Editorial: Kudos for a five-day work week in Congress

There is a maxim that no man’s life or liberty is safe as long as Congress is in session, but incoming House Majority Leader Steny Hoyer, D-Md., has it exactly right in telling members of the 110th Congress they are expected to be at work five days a week.

The contrast with the outgoing GOP majority could not be more vivid, as it will have worked a mere 103 days when it is gaveled into the history books.
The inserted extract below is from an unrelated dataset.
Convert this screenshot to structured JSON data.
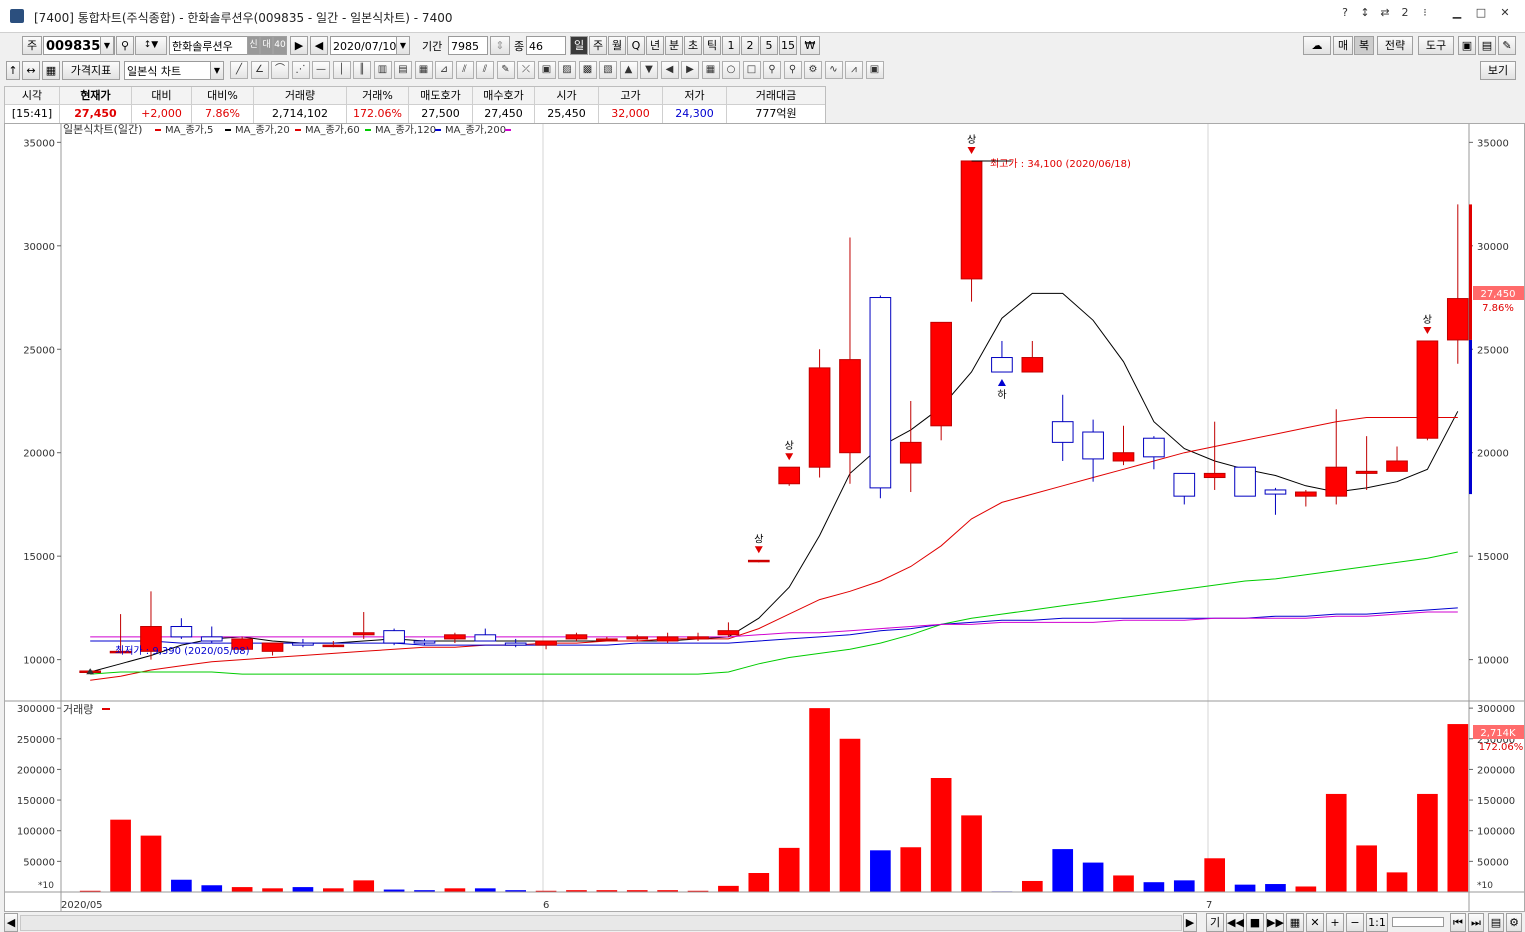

Harry Truman got himself re-elected in 1948 in great part by enthusiastically bashing another GOP –dominated legislature, forever branding it the “Do Nothing” Congress.

Hoyer also warns that there won’t be so many long vacations under the Democratic rule that begins Jan. 4 because, among other things, the Senate and House will be much more active in congressional oversight of the executive branch.

The irony here, of course, is that the GOP majority, which squandered a dozen years in which it could have used congressional oversight to weed out failing government programs, is being replaced by Democrats who will use the process to help make their case for more government programs.

One caution for the new majority — the American people threw the Republicans out due to dissatisfaction with the war in Iraq and because it had become clear the GOP majority was more interested in staying in government than in cutting government to make it work better. You Democrats will be handed the gavel of power on the Hill next month to run the legislative branch because you aren’t the GOP, not because people yearn for the return of the New Deal.